The red circle around the nodes denote relevant paragraphs for a given question

Step 3: Run the results

So the moment we’ve all been waiting for: the result. As evaluation metrics, we used mean average precision at 10 and 5 (MAP@5/ MAP@10), normalized discounted cumulative gain at 10 (NDCG@10), and mean recall at 10. We used the test split of QASPER and removed questions about figures and tables (we leave this for the next time ;) ), ending up with 1310 questions across 416 unique papers.

Our model uses both the embeddings from the paragraph and the sentences to make predictions. To make it a fair comparison, we tested how different methods behaved on the paragraph and on the sentence level. In the “sentence + paragraph” case, we used a weighted sum (previously learned by our model). Finally, in the “All” scenario, we removed the GNN layers from our model and calculated the behaviour. The latter was the same as doing a weighted sum across the different components (sentence + paragraph + question tokens).

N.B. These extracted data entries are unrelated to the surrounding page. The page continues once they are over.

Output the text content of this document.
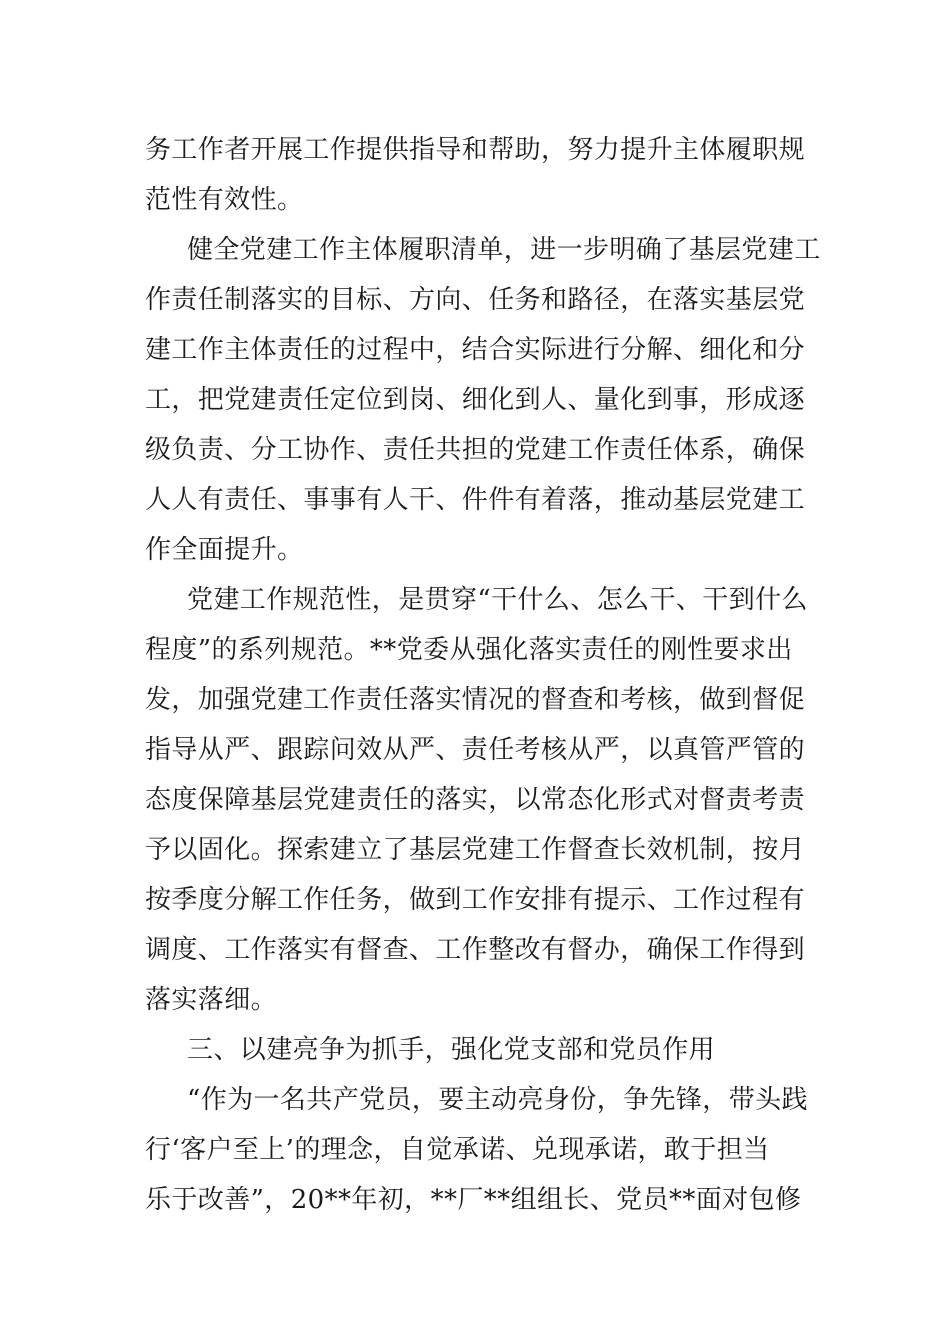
务工作者开展工作提供指导和帮助，努力提升主体履职规
范性有效性。
健全党建工作主体履职清单，进一步明确了基层党建工
作责任制落实的目标、方向、任务和路径，在落实基层党
建工作主体责任的过程中，结合实际进行分解、细化和分
工，把党建责任定位到岗、细化到人、量化到事，形成逐
级负责、分工协作、责任共担的党建工作责任体系，确保
人人有责任、事事有人干、件件有着落，推动基层党建工
作全面提升。
党建工作规范性，是贯穿“干什么、怎么干、干到什么
程度”的系列规范。**党委从强化落实责任的刚性要求出
发，加强党建工作责任落实情况的督查和考核，做到督促
指导从严、跟踪问效从严、责任考核从严，以真管严管的
态度保障基层党建责任的落实，以常态化形式对督责考责
予以固化。探索建立了基层党建工作督查长效机制，按月
按季度分解工作任务，做到工作安排有提示、工作过程有
调度、工作落实有督查、工作整改有督办，确保工作得到
落实落细。
三、以建亮争为抓手，强化党支部和党员作用
“作为一名共产党员，要主动亮身份，争先锋，带头践
行‘客户至上’的理念，自觉承诺、兑现承诺，敢于担当
乐于改善”，20**年初，**厂**组组长、党员**面对包修
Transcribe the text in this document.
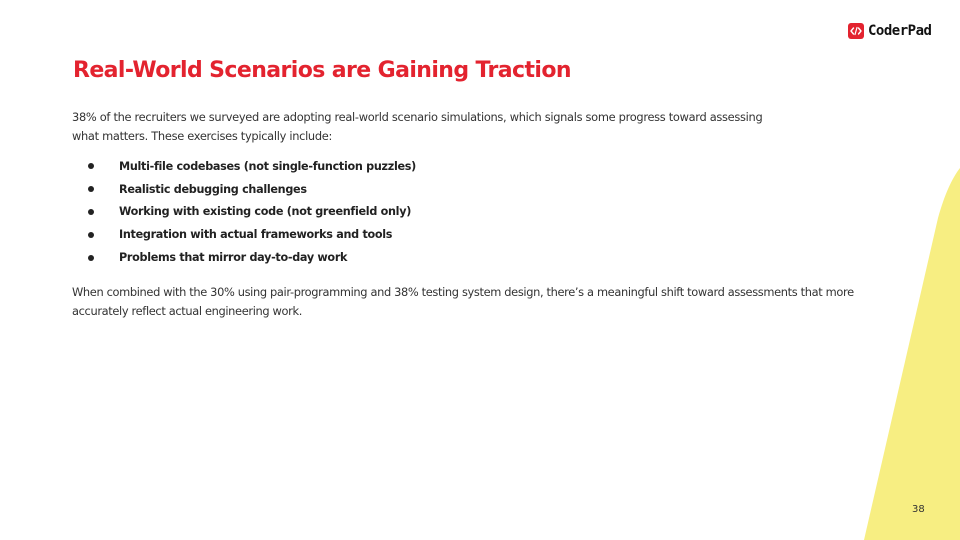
CoderPad
Real-World Scenarios are Gaining Traction

38% of the recruiters we surveyed are adopting real-world scenario simulations, which signals some progress toward assessing what matters. These exercises typically include:

Multi-file codebases (not single-function puzzles)
Realistic debugging challenges
Working with existing code (not greenfield only)
Integration with actual frameworks and tools
Problems that mirror day-to-day work

When combined with the 30% using pair-programming and 38% testing system design, there’s a meaningful shift toward assessments that more accurately reflect actual engineering work.

38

The results clearly show that our method outperforms simple cosine similarity comparison. It’s also better than more advanced methods like ColBERT, proving that using a combination of graphs and GNN can enrich the embeddings with neighbouring context, and this enrichment helps in identifying relevant passages in a QA environment.

Step 4 (Optional): Visual representation

We created a few visual representations to compare our model performance against different methods.

The following images are a comparison of the scores each node gets using first cosine similarity and then our method, both results ran on the same question. As you can see, cosine similarity chose the title as the most relevant node to answer the question.

Cosine Similarity

Results of comparing simple cosine similarity between question and passage, the red circles represent the ground truth, the color represents the relative score, the brighter the higher the score.

Our method

The scores each node gets using our method. The red circles represent the ground truth, the color represents the relative score, the brighter the higher the score.


  1. “Source? Trust me bro”

  2. In reality, it’s not the first time we benchmark our model.